I sink to the floor, resting against the door. A baby. Finnick has a baby. I remember having a conversation with him one year in the Capitol about children. He said that he didn't think he could reproduce, with all the sperm killers he choked down. "I don't want children with any of those women," he'd declared. "There's only one woman who I want to start a family with, and it's never going to happen anyway."

It did. And he'll never get to see it.

I crawl over to Annie and grab her hands before she can make a bloody mess of her face, too. She starts struggling, but I pin her down so she can't move. "Annie. Annie, look at me," I repeat it until she does, until she goes quiet and her eyes lock on mine. She looks like a trapped wild animal. "Listen to me closely. You are carrying Finnick's child. It's the only thing left of him in this world, you know that? You better take care of that baby. I don't care how sad you get, or how angry, or whatever it is you feel. That kid is going to grow up healthy and strong and alive, and you're going to be there to raise it. It needs a parent. Do you understand me?"

Annie shakes her head. "Not me…I'll be a bad mother…"

"There is no one else Finnick would have wanted. He told me so himself. He only wanted to start a family with you. That's why he married you. He wanted to have a life with you, and he wanted to make life with you. He loved you more than anything. What he felt for you was real and good and true, something that I can't even begin to comprehend, something that was so rare for him. Don't throw this away because you're afraid. I know you loved him too, and I know you're going to love this baby. That's the most important thing." I take her hands and press them to her belly, where the life is growing. "Have faith in Finnick's decision. Have faith in yourself. You know this is what he would have wanted."
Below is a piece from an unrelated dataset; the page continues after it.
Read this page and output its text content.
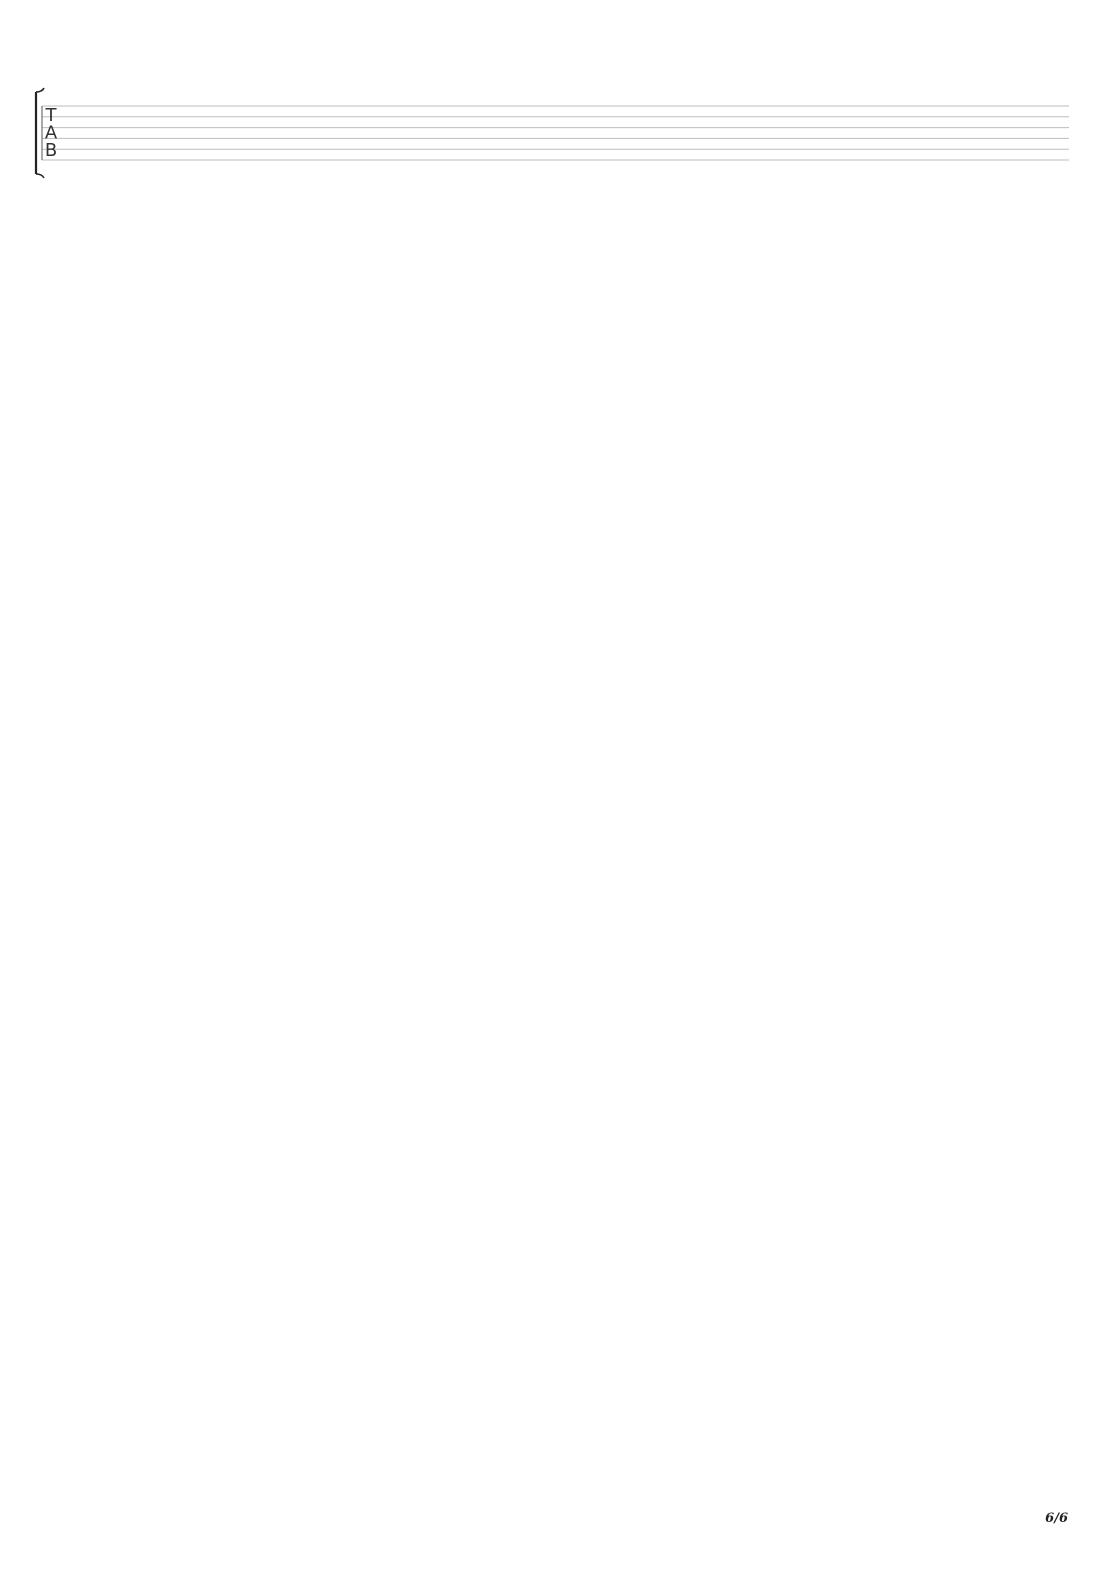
T
A
B
6/6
I let go of her hands. She lifts them from her abdomen and stares at them, like she's already got the baby in her hands. When she looks up at me, her eyes are flashing with the strength of motherhood. "He would have wanted this."

"Finnick would have been a good father," I say.
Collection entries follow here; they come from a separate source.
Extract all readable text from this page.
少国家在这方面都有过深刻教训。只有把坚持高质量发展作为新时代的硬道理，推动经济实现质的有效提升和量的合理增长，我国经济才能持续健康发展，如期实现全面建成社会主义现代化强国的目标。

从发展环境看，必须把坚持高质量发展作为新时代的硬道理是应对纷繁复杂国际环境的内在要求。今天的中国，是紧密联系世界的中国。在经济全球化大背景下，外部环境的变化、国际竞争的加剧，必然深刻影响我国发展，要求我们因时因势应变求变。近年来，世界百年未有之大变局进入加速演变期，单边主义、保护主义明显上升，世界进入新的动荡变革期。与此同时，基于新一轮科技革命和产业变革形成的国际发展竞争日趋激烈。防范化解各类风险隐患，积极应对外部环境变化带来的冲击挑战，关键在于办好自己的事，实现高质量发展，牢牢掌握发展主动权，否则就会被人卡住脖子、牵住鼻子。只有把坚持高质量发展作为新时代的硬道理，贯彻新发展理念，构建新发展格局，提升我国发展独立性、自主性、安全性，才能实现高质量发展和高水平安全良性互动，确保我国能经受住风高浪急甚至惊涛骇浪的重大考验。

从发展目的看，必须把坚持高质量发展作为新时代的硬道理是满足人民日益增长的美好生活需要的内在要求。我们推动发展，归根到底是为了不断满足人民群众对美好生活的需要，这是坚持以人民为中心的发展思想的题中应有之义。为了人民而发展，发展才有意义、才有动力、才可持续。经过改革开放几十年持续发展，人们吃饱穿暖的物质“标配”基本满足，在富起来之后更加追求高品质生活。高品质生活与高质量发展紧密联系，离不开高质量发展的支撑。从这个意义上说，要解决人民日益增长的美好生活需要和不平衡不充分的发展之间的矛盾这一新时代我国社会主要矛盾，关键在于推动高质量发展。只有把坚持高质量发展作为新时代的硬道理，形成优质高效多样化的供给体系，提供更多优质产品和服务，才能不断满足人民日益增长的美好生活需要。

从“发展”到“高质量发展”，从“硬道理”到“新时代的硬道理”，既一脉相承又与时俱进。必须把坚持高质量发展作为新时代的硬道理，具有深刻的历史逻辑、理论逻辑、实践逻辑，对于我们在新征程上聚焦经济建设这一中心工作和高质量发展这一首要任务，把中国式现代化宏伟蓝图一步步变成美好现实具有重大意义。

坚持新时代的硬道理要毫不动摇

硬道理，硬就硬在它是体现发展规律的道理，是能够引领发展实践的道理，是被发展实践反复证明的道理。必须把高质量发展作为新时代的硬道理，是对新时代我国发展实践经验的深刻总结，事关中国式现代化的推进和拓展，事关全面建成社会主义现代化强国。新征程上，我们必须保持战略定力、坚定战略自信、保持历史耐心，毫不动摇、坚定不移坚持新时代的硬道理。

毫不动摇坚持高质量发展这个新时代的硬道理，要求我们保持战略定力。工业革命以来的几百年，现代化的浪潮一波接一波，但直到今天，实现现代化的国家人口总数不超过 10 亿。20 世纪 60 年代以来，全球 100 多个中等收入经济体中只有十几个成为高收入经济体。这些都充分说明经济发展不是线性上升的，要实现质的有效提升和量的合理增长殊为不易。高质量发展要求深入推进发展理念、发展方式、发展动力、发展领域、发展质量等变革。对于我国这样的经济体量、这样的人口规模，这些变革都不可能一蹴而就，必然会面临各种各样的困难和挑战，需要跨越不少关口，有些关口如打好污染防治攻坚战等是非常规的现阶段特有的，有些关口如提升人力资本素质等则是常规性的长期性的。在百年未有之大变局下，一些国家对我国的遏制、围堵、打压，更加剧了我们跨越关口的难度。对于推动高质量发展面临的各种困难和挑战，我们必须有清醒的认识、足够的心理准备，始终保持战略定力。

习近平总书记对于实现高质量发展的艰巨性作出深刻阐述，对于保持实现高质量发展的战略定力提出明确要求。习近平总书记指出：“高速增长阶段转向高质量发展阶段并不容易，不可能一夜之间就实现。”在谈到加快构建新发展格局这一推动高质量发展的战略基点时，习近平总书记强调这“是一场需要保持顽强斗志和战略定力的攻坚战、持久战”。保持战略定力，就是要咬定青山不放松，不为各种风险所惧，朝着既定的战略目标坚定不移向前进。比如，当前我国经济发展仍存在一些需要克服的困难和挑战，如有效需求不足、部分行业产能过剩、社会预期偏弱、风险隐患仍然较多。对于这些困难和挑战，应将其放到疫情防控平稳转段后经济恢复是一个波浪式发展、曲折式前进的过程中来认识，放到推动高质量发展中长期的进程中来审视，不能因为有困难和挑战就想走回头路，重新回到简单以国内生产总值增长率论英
"He would have been great," Annie agrees. "You know…he loved you, too. He loved you in a way I've never seen anyone love another person. He really did."
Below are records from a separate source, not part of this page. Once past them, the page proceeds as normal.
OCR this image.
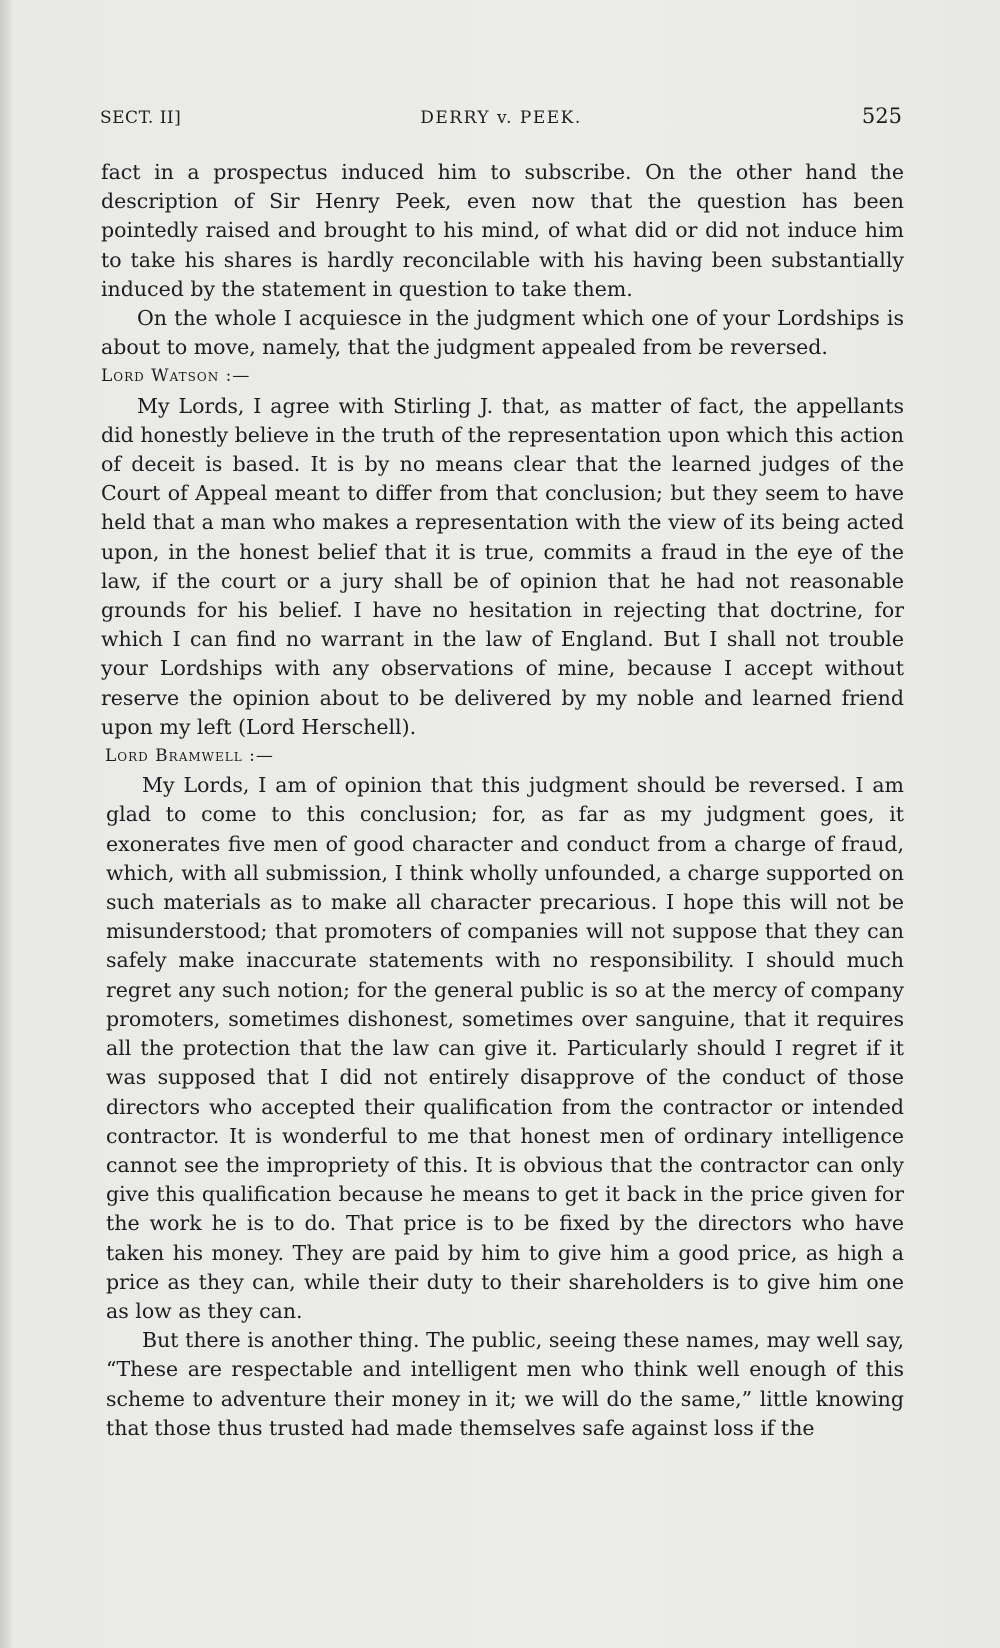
SECT. II]	DERRY v. PEEK.	525

fact in a prospectus induced him to subscribe. On the other hand the description of Sir Henry Peek, even now that the question has been pointedly raised and brought to his mind, of what did or did not induce him to take his shares is hardly reconcilable with his having been substantially induced by the statement in question to take them.

On the whole I acquiesce in the judgment which one of your Lordships is about to move, namely, that the judgment appealed from be reversed.

Lord Watson :—

My Lords, I agree with Stirling J. that, as matter of fact, the appellants did honestly believe in the truth of the representation upon which this action of deceit is based. It is by no means clear that the learned judges of the Court of Appeal meant to differ from that conclusion; but they seem to have held that a man who makes a representation with the view of its being acted upon, in the honest belief that it is true, commits a fraud in the eye of the law, if the court or a jury shall be of opinion that he had not reasonable grounds for his belief. I have no hesitation in rejecting that doctrine, for which I can find no warrant in the law of England. But I shall not trouble your Lordships with any observations of mine, because I accept without reserve the opinion about to be delivered by my noble and learned friend upon my left (Lord Herschell).

Lord Bramwell :—

My Lords, I am of opinion that this judgment should be reversed. I am glad to come to this conclusion; for, as far as my judgment goes, it exonerates five men of good character and conduct from a charge of fraud, which, with all submission, I think wholly unfounded, a charge supported on such materials as to make all character precarious. I hope this will not be misunderstood; that promoters of companies will not suppose that they can safely make inaccurate statements with no responsibility. I should much regret any such notion; for the general public is so at the mercy of company promoters, sometimes dishonest, sometimes over sanguine, that it requires all the protection that the law can give it. Particularly should I regret if it was supposed that I did not entirely disapprove of the conduct of those directors who accepted their qualification from the contractor or intended contractor. It is wonderful to me that honest men of ordinary intelligence cannot see the impropriety of this. It is obvious that the contractor can only give this qualification because he means to get it back in the price given for the work he is to do. That price is to be fixed by the directors who have taken his money. They are paid by him to give him a good price, as high a price as they can, while their duty to their shareholders is to give him one as low as they can.

But there is another thing. The public, seeing these names, may well say, “These are respectable and intelligent men who think well enough of this scheme to adventure their money in it; we will do the same,” little knowing that those thus trusted had made themselves safe against loss if the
I shake my head. "He didn't. I represented everything he hated in the world, just like you represent everything he loved. He didn't love me. He just couldn't bear to let me go."

"But you loved him," Annie says, phrasing it almost like a question but not quite. "And you'll love this baby. Come with me to District Four after this is all over, Johanna. Come with me and help me raise Finnick's baby."

I think of the little bag of pine straw in my drawer, of rough bark under my hands and the smell of sawdust and smoke in the air. I think of the snowcapped trees in the winter, sticky sap in the summer, mosquitoes and cicadas and kicking pinecones. I remember the hardy laughter of men at work, calloused hands on my hips and whiskers scratching my neck, jars of pickled vegetables and meats rattling on the shelves. Log cabins puffing smoke, fresh blueberries on my tongue, an axe in my hand.


"There's only one thing in this world I can bring myself to love," I tell her. "And it's not in District Four. It never was."

"…I understand," says Annie. "Thank you, Johanna."

I see the look on her face, and I know she doesn't need my kindness anymore. I'm amazed I managed this conversation without slapping her at least once—maybe it is because she's the vessel for Finnick's legacy. Or maybe I'm actually starting to like her a little. Or maybe I'm just getting soft. I think I can manage one more act of decency today, though. Because he deserves that much, at least.

So I take her hand and don't let go.